Une maladie exogène, maléfique ?
Société inclusive
« Ce que l’on a tendance aujourd’hui à appeler « maladie d’Alzheimer et troubles apparentés », et que le discours médical continue à désigner par le terme de « démences », fait peur, écrit Nathalie Rigaux, professeur de sociologie aux Facultés universitaires Notre-Dame de la Paix à Namur (Belgique), pour qui les représentations sociales et les représentations savantes « s’appuient sur le même sol anthropologique en dépit de la prétention scientifique à faire rupture avec le sens commun ». Certains proches de malades s’attachent à voir la maladie comme exclusivement exogène.
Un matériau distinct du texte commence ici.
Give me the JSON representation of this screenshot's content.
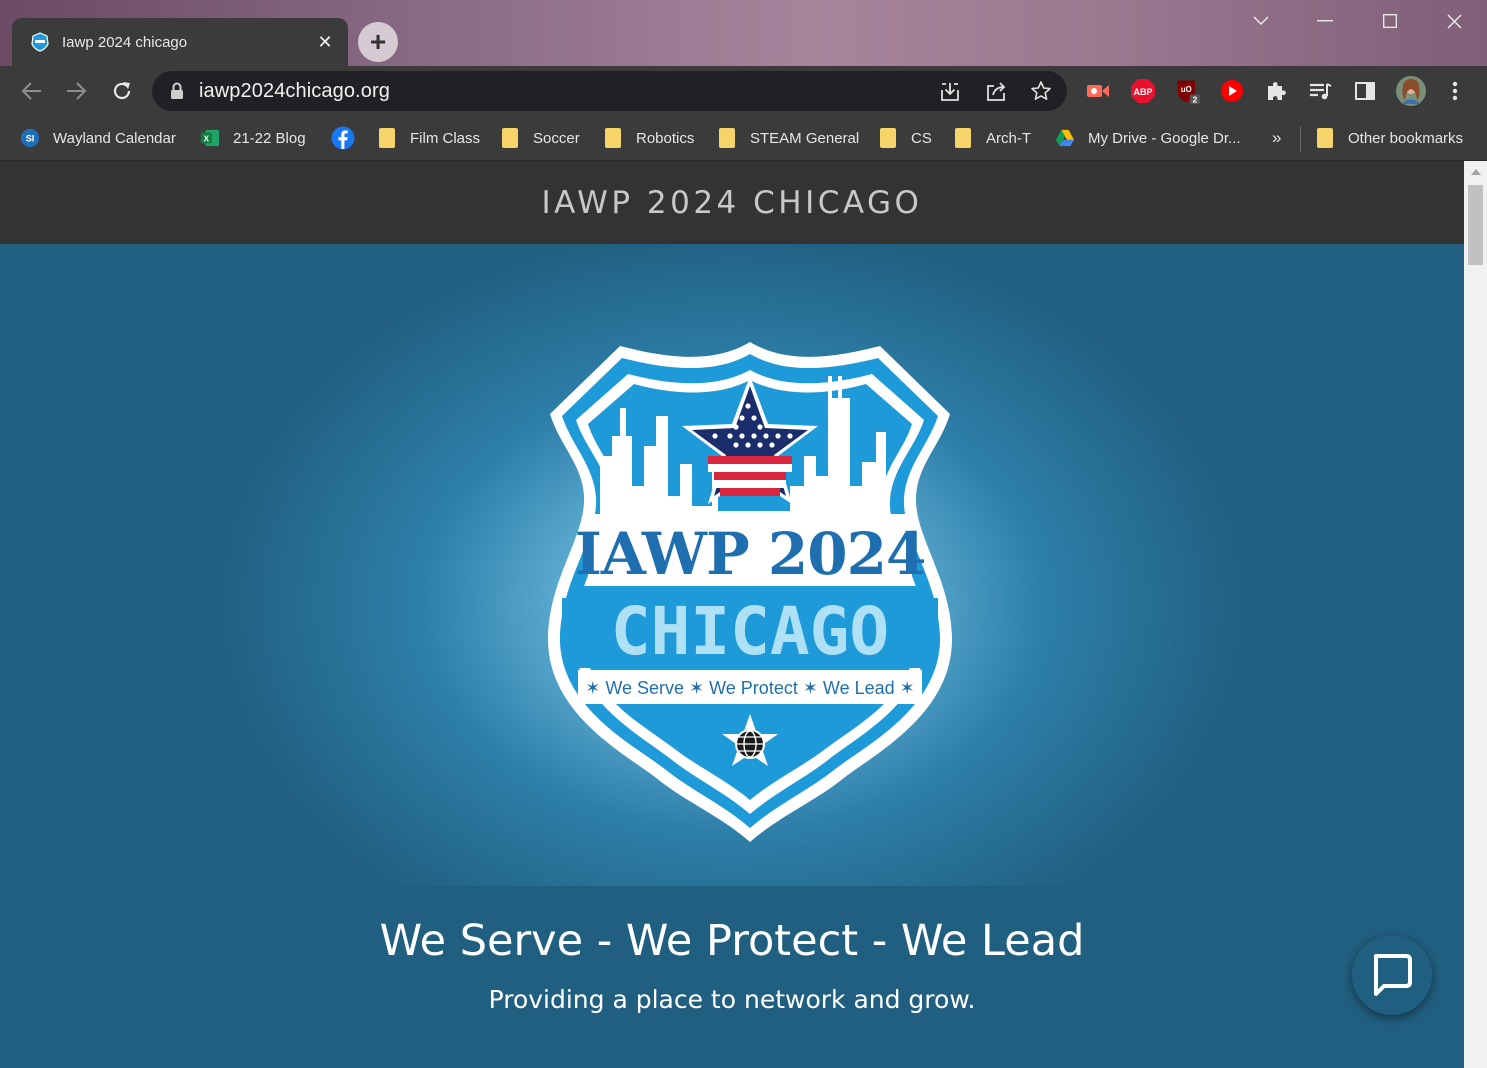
{
  "browser": {
    "tab": {
      "title": "Iawp 2024 chicago",
      "close_glyph": "✕"
    },
    "new_tab_glyph": "+",
    "window_controls": [
      "tab-search-icon",
      "minimize-icon",
      "maximize-icon",
      "close-icon"
    ],
    "address_bar": {
      "url": "iawp2024chicago.org"
    },
    "extensions": [
      {
        "name": "screencastify-icon",
        "color": "#ff5a4e"
      },
      {
        "name": "adblock-plus-icon",
        "label": "ABP",
        "color": "#e8112d"
      },
      {
        "name": "ublock-origin-icon",
        "label": "uO",
        "badge": "2",
        "color": "#800000"
      },
      {
        "name": "youtube-icon",
        "color": "#ff0000"
      },
      {
        "name": "extensions-puzzle-icon"
      },
      {
        "name": "reading-list-icon"
      },
      {
        "name": "side-panel-icon"
      },
      {
        "name": "profile-avatar"
      },
      {
        "name": "menu-kebab-icon"
      }
    ]
  },
  "bookmarks": {
    "items": [
      {
        "label": "Wayland Calendar",
        "icon": "wayland-si-icon"
      },
      {
        "label": "21-22 Blog",
        "icon": "excel-icon"
      },
      {
        "label": "",
        "icon": "facebook-icon"
      },
      {
        "label": "Film Class",
        "icon": "folder-icon"
      },
      {
        "label": "Soccer",
        "icon": "folder-icon"
      },
      {
        "label": "Robotics",
        "icon": "folder-icon"
      },
      {
        "label": "STEAM General",
        "icon": "folder-icon"
      },
      {
        "label": "CS",
        "icon": "folder-icon"
      },
      {
        "label": "Arch-T",
        "icon": "folder-icon"
      },
      {
        "label": "My Drive - Google Dr...",
        "icon": "google-drive-icon"
      }
    ],
    "overflow": "»",
    "other": "Other bookmarks"
  },
  "page": {
    "site_title": "IAWP 2024 CHICAGO",
    "logo": {
      "line1": "IAWP 2024",
      "line2": "CHICAGO",
      "motto": "✶ We Serve ✶ We Protect ✶ We Lead ✶"
    },
    "tagline": "We Serve - We Protect - We Lead",
    "subline": "Providing a place to network and grow.",
    "colors": {
      "header": "#333333",
      "background": "#215f80",
      "badge_blue": "#1f9ad8",
      "badge_light": "#aee0f6",
      "star_red": "#d7263d",
      "star_navy": "#1b2d6b"
    }
  }
}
L’époux d’une femme au stade modéré de la maladie et qui présente des comportements agressifs déclare ainsi : « cela m’a fait un bien fou, au Café Alzheimer, d’apprendre que c’était une maladie qui n’avait rien à voir avec elle, ni avec moi ». La sociologue retrouve, dans le discours des proches, « une anthropologie rationaliste », « un rapport à l’altérité marqué par le rationalisme ambiant, qui fait qu’avec l’avancée de la maladie, l’humanité va être perçue comme se dégradant, pour disparaître progressivement par un retour à l’enfance, à l’animalité, à l’état végétatif, voire minéral : dans Ton chapeau au vestiaire, Nadine Trintignant, rendant visite à son frère hébergé en unité spécifique Alzheimer, décrit la salle de séjour comme « un aquarium de tristesse » ; dans Je ne suis pas sortie de ma nuit, Annie Ernaux décrit sa mère : « Elle portait aujourd’hui une robe de chambre à fleurs, le tissu était plein de poils tirés par l’usure. Fugitivement, ma mère m’a paru couverte d’un pelage de bête ». Quant aux associations, elles revendiquent l’oubli du terme de démence, préférant les termes de maladie d’Alzheimer et maladies apparentées. La sociologue s’étonne de l’attachement à cette dénomination : « le “respect” qui y est attaché est-il celui qui entoure une maladie réputée organique, exogène, éloignant le spectre de la maladie mentale (tout, même Alzheimer, mais pas “fou” ?) »
Rigaux R. Représentations médicales et sociales de la maladie d’Alzheimer. Etudes 2012 ; 4166 : 761-770. Juin 2012.